Security configuration
- To ease Radoop Connection setup for Radoop users it is recommended to create and share a technical account in Cloudera Manager with which the Radoop Connection Import Wizard can perform its job. Such account can be created in Cloudera Manager under Administration/Users & Roles select Add Local User and set it's Roles to Read-Only.
- Radoop users are going to require a handful set of permissions (eg: access HDFS, execute HiveQL, submit YARN job) which should be already in place of a working cluster.
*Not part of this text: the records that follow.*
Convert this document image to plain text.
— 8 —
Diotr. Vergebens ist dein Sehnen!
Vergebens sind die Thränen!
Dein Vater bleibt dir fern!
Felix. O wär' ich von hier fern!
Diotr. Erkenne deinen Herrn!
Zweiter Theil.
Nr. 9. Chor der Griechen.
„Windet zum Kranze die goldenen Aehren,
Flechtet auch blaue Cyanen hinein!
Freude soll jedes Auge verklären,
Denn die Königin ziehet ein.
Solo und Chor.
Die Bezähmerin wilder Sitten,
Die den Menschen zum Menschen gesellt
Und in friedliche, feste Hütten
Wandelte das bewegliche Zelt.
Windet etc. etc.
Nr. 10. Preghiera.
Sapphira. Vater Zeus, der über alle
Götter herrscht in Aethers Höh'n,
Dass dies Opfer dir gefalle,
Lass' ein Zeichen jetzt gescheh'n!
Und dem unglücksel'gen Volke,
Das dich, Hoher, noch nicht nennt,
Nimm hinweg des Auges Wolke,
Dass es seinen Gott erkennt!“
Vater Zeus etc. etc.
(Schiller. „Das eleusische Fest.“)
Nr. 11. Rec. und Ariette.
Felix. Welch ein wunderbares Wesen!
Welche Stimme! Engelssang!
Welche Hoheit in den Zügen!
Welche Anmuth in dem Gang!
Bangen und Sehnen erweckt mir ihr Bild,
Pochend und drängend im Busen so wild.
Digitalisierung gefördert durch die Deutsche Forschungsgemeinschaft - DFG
For the exact set please refer to Configuring Apache Ranger authorization at Hadoop Security.
- On a Kerberized cluster Radoop users need their keytab file and KDC details in order to authenticate to the cluster.
- Radoop users will need the CA certificate and other trusted certificates in PEM format to establish secure communication with Hadoop services via TLS.
Setting up the Radoop connection in RapidMiner Studio
Operating a CDP cluster can happen on multiple environments with different network setups. During the setup process it is crucial to take into consideration whether the cluster is running on a separate, isolated network. In the latter case the Hadoop cluster is not aware of its nodes external addresses hence using Radoop Proxy is required in order to operate properly.
The configurations in the following section need to be set on both secured and non-secured clusters. We strongly recommend using the Import from Cluster Manager tool to create the connection, as several advanced properties required for correct operation are seamlessly gathered from the cluster during the import process.
Auto-TLS Encryption ships with CDP clusters and Radoop Proxy also supports SSL. If any of those is equipped with an untrusted (aka self-signed) certificate for SSL you need to add the certificate(s) to the
cacerts
folder in RapidMiner Studio home in order to establish secure communication channel.Use Import from Cluster Manager to create the connection directly from the configuration retrieved from Cloudera Manager. The import process doesn't use Radoop Proxy thus Cloudera Manager has to be accessible over network for this task. If SSL is enabled, pick the hostname which corresponds the certificate installed in the previous step.
When using Kerberos, set Client Principal with the corresponding Keytab File, KDC Address and the REALM on the Global tab.
On the Hive tab, enter the Database Name to connect to. Choose a database where privileges for all operations are granted for the given user. In case your Hadoop administrator installed RapidMiner Parcel, tick UDFs are installed manually, otherwise Radoop will register UDFs at runtime.
In case of using Radoop Proxy there should be a proxy connection ready to it. As a final step for a Radoop Connection tick Use Radoop Proxy on the Radoop Proxy tab and select a Radoop Proxy Connection which had been created for this cluster.